Аллен отвлекает его, тряся за плечо, и тревожно заглядывает в глаза. Он кивает на забытую еду, и юный книжник улыбается, снимая чужие тревоги.

Артур постоянно забывает, что его младшему брату уже пятнадцать — практически шестнадцать — и он взрослый. Он больше не маленький ребенок, которого надо защитить от темных частей мира. Аллен уже видел смерть, убийства (он никогда не простит Неа, что тот ввязал его младшего брата), и за время их побега успел увидеть мир — ученик книжника не смог бы ему врать, даже если бы пытался.

В таверну заходит мужчина с сыном-подростком, и все вокруг сразу оживляются. Мальчишка смущенно улыбается, неловко чешет голову, пока его отец выпрямляется выше, и гордость сбрасывает с его плеч усталость деревенской работы.

— Пани Тереза! — громко объявляет он и хозяйка поднимает голову от стаканов. — Янка женится! Налей моему сыну своей лучшей водки!

Толпа взрывается радостным гоготом и в сторону стойки летят еще несколько заказов алкоголя, а по темному помещению таверны раздаются тосты и поздравления.

Длинный, худой мальчишка с детским лицом краснеет, но улыбается счастливо. Он шатается, когда кто-то из старших мужчин подходит и бьет его по плечу или в спину, поздравляя, и оборачивается к ним, принимая слова пожеланий и блея благодарности.
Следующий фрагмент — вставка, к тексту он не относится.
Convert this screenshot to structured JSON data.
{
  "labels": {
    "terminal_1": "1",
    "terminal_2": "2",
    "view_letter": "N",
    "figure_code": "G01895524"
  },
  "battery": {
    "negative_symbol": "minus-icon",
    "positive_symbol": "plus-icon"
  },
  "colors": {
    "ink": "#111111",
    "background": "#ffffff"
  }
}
Аллен рядом смеется, но его веселье не поднимает настроение Артуру — тот хмурится печальнее и глубже.

У его младшего брата такого уже никогда не будет.

***

И пусть года летят навстречу солнцу – но тот, кто верит, тот домой вернется.
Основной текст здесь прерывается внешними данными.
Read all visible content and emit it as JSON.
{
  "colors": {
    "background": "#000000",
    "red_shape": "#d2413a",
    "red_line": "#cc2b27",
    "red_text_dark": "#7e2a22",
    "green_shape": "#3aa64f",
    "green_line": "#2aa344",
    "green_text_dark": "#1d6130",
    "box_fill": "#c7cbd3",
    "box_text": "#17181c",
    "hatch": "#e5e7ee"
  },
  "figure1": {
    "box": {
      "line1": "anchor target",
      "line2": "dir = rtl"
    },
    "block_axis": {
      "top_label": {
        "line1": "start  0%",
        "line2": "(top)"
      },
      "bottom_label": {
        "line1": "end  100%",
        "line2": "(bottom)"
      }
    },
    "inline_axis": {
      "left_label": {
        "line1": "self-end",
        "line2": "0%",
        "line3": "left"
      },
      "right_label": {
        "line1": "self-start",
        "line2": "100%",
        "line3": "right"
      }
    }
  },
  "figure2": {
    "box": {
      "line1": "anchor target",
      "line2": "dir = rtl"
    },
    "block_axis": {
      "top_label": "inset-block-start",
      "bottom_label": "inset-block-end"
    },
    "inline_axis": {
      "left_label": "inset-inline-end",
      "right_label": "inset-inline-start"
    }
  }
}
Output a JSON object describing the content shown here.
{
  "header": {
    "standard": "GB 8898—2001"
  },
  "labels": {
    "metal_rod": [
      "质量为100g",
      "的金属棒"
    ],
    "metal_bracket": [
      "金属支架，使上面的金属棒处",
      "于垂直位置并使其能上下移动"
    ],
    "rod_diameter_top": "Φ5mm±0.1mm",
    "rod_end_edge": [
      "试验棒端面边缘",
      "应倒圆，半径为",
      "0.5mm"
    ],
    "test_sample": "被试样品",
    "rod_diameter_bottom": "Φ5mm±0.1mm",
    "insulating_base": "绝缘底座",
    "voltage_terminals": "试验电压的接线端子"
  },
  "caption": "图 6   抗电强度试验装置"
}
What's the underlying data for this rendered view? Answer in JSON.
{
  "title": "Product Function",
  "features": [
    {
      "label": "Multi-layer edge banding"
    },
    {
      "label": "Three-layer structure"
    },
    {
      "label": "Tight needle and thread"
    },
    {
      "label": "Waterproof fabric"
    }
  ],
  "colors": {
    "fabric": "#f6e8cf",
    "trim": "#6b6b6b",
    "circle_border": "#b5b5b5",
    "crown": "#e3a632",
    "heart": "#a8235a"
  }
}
Я буду продолжать молиться.

Любить других, пока любовь теплится.

***

Антонио и старый часовщик пьют чай в молчании.

Старик Книгочей оставил его тут обрабатывать их записи, пока сам уехал на встречу с кем-то из клана в главный город, и юный книгочей был рад — он мог снова остаться со своим братом. Но в такие моменты он почти думал, что лучше бы дедушка забрал его с собой.

Аллен с раннего утра был в школе, когда приехал Антонио, и скорее всего задержится в поместье Кэмпбеллов до заката, не зная, что его ждут. И все это время старшему брату придется провести наедине с отцом.
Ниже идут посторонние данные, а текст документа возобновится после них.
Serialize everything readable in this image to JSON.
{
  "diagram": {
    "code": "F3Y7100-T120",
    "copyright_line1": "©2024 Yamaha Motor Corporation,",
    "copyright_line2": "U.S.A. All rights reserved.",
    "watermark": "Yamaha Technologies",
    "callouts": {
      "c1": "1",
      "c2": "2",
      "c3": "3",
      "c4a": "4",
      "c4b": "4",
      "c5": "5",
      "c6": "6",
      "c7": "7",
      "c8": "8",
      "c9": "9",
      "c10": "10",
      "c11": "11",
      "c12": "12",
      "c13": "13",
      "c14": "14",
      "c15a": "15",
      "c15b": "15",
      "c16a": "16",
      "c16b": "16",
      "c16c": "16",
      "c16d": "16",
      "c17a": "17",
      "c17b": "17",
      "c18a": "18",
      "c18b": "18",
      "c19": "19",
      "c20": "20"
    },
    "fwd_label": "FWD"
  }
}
Может Антонио и старый часовщик и давно приняли, еще когда ученик в пять лет впервые появился на пороге пыльной лавки, что они никогда не смогут принимать друг друга как семью, неловкое ощущение потери их не оставляло. Обычно подобные неудобные паузы сглаживал Аллен — прибегал, громко смеялся и звал кого-то одного или двоих, чтобы показать засушенные цветы, рисунки или интересные находки в книгах, — но сегодня просто некому было их спасти.

Часовщик был мужчиной холодным, сдержанным, но очень добрым и глубоко переживавшим все события. Антонио знал, что он никогда не объяснялся ни с одним из сыновей, почему им приходится жить порознь, потому что не хотел загружать детей сложными взрослыми вещами, и что он был глубоко расстроен потерянной связью со старшим ребенком.

Их мать была другой.

Госпожа книжница много улыбалась, гримасничала, играла бровями и часто громко смеялась — но глубже эмоций у нее был холодный-холодный лед, мнение твердое, а отношение к другим — беспощадное. Она целиком и полностью посвятила себя долгу клана и скорее умерла бы, чем поставила что-то выше работы.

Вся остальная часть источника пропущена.